CS397CXZ Assignment #7:
Protein Sequencing and Phylogenetic Tree Construction
(due Dec. 8, 2005, Thursday, 12:30pm)
- [20 points]
Go to http://prospector.ucsf.edu/,
the UCSF Protein Prospector website, where you can run a suite of software
to do protein/peptide sequencing given a set of mass-to-charge ratio.
Choose the MS-Tag Simple tool, use the default setting and click on
"start search" button. Read the results and answer the
following questions.
- a [5/20 points] What is the ion source and mass analyzer of the mass spectrometry instrument
assumed in the current setting?
- b [3/20 points] How many ion-types are considered in the identification process?
List at least 2 ion-types considered by the software.
- c [4/20 points] What are the identified protein sequence AND name?
- d [8/20 points] Repeat the search, but this time, use dbEST.human.08.26.2003 database instead of SwissProt.2005.01.06 database. This would take much longer time, so you need to
WAIT patiently. Read the results. What are the identified protein sequence AND name?
Are the identified proteins using different databases the same? Why did searching dbEST.human.08.26.2003
take much longer time than searching SwissProt.2005.01.06? (Hint: What is the time complexity of the
database search algorithm?)
- [30 points]
On the planet Final Destiny, amino acids of proteins which exist in nature are A (mass = 31), B (mass=40), C (mass=50), D (mass=57) and E (mass=73). An analytic chemist tries to sequence an unknown peptide brought back from Final Destiny. After running MS/MS mass spectrometry, she got to know that the mass of the whole peptide is 203 and on the mass spectrum there are 4 peaks (50, 57, 90 and 130). Suppose you are to help the chemist find the sequence using de novo sequencing method taught in the lecture.
Assume the charge states of all ions are +1. Also assume there is only 1 ion type and the mass shift of this ion type is 0.
- a [20/30 points] Draw the spectrum graph according to mass spectrum and label all the edges.
- b [10/30 points] Find the most likely sequence of the unknown peptide.
- [50 points] The following is an unrooted tree
that satisfies additivity. That is, the distance between any
two sequences is equal to the sum of the edge lengths of the shortest path
between them.
1 1 1
A ----+------+---C
/ \
/3 \4
/ \
B \
D
- a [10/50 points] Compute and show the pairwise distance matrix based on the additivity property.

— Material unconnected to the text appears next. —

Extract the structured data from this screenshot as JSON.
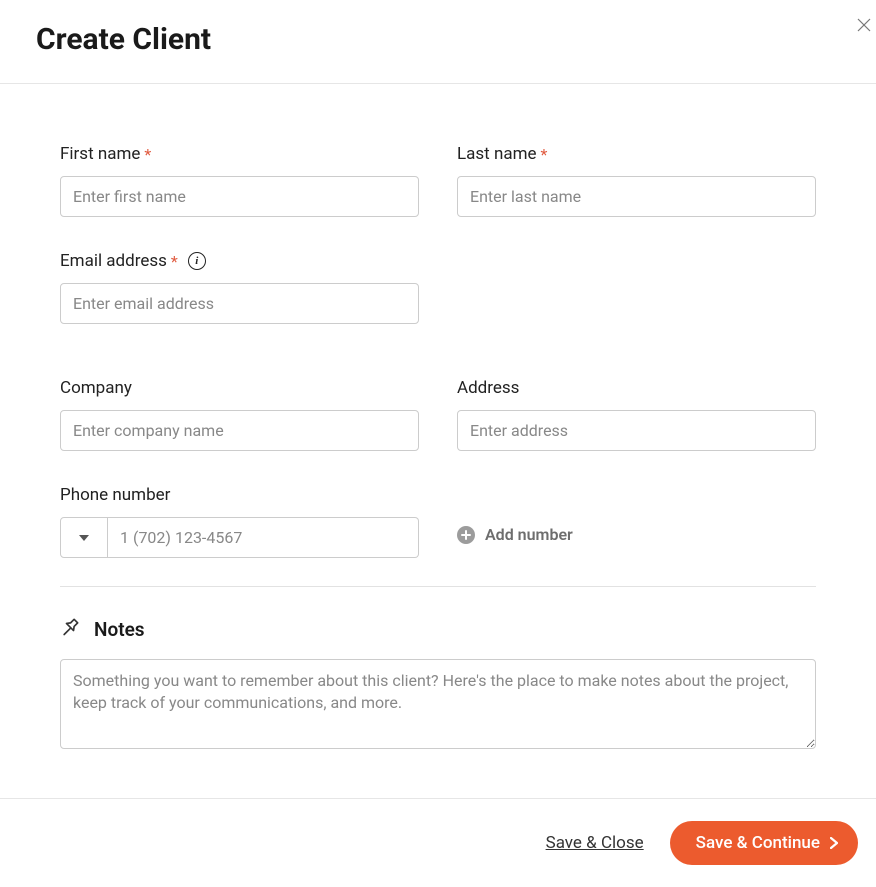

- b [20/50 points] Compute and show the normalized distance matrix. From this normalized matrix,
which pair(s) of nodes do we know are neighbors?
- c [20/50 points] Choose a pair of nodes (e.g., X and Y) that have the minimum distance according to the normalized matrix you obtained in b, and assume their parent node is Z. Compute the lengths
of edges XZ and ZY. Show your calculations.
What to turn in
Please turn in a hardcopy of your written answers at the class.